L’homme derrière le comptoir s’approcha et, penché au dessus du comptoir, il lui tendit deux minuscule sashimi jaune moutarde.
- Tenez, sea orchin, c’est offert par le Bei, it’s my own interprétation…
Elle lui rendit son sourire, et avala ses larmes en même temps que la petite bouchée, ce qui lui donna un petit goût salé.
Quelqu’un avait rempli son verre, mystérieusement, et elle avala le liquide jaune clair d’un trait.
- Bon, merci, j’y vais, j’ai une chambre à the Opposite House au-dessus, c’est très bien, très pur, tout en bois et ton clair, c’est exactement ce qu’il me faut. Un bon bain dans le wood tube.
Il lui fit un signe de la main qui lui rappela un geste que faisait son fils ainé quand il disait au revoir à sa bande de copains.
Elle partit en faisant bien attention de marcher droit, car elle sentait son regard sur sa nuque.

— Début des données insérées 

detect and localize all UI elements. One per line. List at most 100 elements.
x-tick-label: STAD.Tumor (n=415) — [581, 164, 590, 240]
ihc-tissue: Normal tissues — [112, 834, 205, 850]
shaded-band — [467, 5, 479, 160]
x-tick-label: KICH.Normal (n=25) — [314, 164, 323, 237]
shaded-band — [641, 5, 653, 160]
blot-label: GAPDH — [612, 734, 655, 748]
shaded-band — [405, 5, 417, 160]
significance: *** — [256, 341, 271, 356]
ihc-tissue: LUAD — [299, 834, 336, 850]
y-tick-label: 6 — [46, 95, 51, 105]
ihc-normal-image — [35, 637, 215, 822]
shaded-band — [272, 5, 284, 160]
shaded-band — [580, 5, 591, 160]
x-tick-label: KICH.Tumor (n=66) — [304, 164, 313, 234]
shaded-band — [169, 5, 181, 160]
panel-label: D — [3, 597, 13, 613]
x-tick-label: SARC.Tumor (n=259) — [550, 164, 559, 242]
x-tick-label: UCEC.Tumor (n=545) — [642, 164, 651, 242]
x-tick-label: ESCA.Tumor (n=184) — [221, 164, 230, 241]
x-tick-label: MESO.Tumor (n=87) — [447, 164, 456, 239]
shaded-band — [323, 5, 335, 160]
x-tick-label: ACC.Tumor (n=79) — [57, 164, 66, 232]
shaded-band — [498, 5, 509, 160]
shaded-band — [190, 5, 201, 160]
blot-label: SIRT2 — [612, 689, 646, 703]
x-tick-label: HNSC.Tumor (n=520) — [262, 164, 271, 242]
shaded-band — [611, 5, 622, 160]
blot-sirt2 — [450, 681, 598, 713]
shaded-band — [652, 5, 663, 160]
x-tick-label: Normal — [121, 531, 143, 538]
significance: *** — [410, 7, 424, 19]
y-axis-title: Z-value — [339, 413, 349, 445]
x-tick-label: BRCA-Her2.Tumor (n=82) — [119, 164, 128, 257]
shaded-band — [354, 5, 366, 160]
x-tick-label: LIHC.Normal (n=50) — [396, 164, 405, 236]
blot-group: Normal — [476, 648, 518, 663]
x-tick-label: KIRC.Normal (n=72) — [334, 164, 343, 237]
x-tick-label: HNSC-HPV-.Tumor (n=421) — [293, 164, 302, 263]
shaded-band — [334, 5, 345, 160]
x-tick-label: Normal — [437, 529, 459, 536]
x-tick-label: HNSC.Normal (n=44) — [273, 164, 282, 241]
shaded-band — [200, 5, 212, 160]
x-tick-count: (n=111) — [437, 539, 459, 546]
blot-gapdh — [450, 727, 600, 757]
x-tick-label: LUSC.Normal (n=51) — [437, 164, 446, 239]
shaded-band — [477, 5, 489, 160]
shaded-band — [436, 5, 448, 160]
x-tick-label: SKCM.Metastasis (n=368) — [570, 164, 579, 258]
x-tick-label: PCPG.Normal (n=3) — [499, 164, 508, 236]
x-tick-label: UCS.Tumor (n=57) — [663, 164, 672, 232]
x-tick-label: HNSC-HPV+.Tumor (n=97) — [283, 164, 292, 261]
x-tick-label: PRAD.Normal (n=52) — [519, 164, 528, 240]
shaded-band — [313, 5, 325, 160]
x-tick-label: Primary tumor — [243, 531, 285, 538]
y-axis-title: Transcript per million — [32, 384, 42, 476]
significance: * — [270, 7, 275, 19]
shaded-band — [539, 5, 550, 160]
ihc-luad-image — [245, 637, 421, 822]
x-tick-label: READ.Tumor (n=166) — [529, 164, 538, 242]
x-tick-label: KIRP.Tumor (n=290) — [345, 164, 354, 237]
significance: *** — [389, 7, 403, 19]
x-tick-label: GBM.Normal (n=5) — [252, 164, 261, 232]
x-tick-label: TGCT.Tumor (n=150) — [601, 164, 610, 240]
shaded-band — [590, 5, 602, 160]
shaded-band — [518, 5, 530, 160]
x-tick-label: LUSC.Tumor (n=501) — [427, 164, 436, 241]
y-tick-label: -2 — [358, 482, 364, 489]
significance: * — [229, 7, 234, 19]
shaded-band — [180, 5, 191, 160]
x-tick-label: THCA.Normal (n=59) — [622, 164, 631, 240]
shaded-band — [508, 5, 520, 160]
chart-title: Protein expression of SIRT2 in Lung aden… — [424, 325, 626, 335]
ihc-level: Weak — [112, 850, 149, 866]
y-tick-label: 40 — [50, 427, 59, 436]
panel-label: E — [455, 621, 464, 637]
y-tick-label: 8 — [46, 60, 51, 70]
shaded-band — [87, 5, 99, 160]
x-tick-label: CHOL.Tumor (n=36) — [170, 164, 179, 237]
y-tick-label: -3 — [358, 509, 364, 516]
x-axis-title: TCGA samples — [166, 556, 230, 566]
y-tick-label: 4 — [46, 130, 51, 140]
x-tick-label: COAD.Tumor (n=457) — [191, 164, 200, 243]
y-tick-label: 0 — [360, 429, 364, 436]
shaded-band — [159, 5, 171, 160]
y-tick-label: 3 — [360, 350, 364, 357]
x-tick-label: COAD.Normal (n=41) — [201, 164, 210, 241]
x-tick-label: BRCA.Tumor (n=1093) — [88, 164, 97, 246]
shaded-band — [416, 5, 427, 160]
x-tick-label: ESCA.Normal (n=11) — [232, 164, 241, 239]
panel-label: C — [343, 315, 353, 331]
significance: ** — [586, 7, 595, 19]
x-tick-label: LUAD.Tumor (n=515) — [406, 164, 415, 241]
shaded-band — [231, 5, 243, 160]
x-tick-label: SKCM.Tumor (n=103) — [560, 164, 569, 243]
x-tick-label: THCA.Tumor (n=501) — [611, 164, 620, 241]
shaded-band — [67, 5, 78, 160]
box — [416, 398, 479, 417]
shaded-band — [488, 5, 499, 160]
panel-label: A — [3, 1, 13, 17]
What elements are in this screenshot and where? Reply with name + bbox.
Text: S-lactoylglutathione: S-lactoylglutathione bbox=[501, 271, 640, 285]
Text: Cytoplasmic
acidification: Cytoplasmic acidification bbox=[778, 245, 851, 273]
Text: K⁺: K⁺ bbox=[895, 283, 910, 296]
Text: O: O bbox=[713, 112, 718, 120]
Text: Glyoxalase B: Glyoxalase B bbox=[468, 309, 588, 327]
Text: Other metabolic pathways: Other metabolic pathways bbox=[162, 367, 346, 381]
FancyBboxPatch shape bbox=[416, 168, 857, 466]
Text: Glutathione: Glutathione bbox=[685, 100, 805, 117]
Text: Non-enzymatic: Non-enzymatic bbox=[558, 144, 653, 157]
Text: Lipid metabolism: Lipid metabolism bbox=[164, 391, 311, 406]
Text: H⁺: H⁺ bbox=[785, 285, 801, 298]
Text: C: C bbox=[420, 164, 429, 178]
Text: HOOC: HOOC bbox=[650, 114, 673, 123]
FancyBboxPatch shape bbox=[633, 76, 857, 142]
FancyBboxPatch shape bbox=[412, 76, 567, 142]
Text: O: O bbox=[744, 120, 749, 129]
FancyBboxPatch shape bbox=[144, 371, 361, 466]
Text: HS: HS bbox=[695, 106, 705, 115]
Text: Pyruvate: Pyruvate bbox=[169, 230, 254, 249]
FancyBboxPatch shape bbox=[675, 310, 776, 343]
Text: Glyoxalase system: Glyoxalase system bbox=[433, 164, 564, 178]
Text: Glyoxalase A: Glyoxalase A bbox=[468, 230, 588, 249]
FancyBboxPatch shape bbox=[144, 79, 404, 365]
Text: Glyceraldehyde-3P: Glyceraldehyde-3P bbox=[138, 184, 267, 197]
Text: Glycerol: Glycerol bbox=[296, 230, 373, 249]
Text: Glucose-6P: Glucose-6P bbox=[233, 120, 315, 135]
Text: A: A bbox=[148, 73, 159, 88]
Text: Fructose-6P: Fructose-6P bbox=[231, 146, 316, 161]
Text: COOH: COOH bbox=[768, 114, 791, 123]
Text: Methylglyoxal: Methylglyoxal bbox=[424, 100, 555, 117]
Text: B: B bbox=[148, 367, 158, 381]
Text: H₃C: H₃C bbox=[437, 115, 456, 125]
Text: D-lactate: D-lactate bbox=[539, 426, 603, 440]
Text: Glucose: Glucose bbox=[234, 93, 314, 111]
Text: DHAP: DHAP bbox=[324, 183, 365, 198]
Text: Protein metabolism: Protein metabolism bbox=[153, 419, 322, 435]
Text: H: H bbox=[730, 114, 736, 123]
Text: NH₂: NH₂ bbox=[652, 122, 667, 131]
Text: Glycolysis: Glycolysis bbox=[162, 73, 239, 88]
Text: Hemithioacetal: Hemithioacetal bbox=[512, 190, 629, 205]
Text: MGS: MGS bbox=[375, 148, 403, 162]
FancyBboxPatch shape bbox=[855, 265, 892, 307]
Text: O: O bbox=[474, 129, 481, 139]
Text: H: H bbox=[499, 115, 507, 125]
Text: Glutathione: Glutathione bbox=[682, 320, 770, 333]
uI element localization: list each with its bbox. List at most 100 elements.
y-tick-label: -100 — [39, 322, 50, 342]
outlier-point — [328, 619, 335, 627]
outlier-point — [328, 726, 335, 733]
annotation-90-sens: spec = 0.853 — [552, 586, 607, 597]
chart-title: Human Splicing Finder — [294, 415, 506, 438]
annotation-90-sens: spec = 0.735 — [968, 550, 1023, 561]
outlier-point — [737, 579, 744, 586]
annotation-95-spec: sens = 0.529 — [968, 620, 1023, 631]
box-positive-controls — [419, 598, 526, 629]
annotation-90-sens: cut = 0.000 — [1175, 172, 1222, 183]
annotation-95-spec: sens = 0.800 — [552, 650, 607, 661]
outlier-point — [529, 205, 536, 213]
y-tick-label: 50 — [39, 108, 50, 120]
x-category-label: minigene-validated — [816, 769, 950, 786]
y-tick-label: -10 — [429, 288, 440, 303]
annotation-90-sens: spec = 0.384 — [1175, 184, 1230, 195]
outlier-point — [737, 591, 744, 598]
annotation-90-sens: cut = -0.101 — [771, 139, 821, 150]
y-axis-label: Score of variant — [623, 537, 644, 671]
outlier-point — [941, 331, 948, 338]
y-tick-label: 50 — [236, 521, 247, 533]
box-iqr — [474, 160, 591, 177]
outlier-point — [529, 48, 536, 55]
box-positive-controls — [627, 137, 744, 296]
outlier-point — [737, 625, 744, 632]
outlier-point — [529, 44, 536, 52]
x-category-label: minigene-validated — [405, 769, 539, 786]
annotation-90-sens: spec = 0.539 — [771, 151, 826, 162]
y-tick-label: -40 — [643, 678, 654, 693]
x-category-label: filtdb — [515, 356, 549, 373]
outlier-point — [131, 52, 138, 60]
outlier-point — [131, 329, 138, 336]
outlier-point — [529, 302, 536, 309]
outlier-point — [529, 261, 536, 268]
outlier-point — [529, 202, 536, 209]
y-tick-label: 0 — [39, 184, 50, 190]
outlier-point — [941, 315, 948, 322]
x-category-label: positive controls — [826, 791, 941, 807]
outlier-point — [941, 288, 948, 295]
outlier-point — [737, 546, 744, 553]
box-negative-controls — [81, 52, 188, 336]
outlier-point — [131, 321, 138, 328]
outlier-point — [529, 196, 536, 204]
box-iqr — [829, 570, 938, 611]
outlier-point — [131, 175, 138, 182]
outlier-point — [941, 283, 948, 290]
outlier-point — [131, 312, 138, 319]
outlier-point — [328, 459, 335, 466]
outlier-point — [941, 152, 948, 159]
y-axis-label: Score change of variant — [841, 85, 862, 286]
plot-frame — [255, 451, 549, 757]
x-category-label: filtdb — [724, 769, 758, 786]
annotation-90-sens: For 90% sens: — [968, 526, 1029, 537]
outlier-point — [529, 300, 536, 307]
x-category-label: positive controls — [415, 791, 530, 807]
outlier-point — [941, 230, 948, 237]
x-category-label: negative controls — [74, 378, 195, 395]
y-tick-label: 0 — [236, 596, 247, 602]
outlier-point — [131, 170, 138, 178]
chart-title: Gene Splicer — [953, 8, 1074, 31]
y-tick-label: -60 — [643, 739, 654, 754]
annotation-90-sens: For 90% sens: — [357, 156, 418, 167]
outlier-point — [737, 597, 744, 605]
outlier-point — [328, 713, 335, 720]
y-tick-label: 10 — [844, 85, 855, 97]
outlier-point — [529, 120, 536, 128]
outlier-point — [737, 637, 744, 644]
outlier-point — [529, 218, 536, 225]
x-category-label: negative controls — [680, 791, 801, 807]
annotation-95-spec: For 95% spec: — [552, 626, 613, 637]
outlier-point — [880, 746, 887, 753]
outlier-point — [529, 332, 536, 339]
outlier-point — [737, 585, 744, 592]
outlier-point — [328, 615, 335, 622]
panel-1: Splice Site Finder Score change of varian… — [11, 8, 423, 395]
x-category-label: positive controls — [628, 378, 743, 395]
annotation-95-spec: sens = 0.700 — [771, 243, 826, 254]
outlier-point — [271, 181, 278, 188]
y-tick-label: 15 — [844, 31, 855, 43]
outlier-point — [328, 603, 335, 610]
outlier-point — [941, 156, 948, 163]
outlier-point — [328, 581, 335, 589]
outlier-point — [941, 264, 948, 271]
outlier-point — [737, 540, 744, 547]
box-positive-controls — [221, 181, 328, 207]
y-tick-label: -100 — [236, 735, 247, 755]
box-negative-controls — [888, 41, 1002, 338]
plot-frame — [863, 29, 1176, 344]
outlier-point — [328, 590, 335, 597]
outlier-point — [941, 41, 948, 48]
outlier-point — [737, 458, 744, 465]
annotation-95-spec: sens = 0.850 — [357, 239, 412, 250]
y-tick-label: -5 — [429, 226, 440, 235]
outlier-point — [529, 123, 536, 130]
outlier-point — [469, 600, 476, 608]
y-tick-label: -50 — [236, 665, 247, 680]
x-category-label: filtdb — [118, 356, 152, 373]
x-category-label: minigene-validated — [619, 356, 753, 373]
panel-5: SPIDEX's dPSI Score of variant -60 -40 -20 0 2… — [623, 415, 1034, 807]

Elle se perdit dans la dédale de portes des trois restaurants attenant, et mis cinq minutes à retrouver l’ascenseur sombre qui s’éleva silencieusement au-dessus de l’espace étrange du lobby, les mannequins de cire avançant, lui semblait-il, vers le vide. Elle entendait son fils crier. Elle s’appuya sur la coque transparente pour reprendre des forces.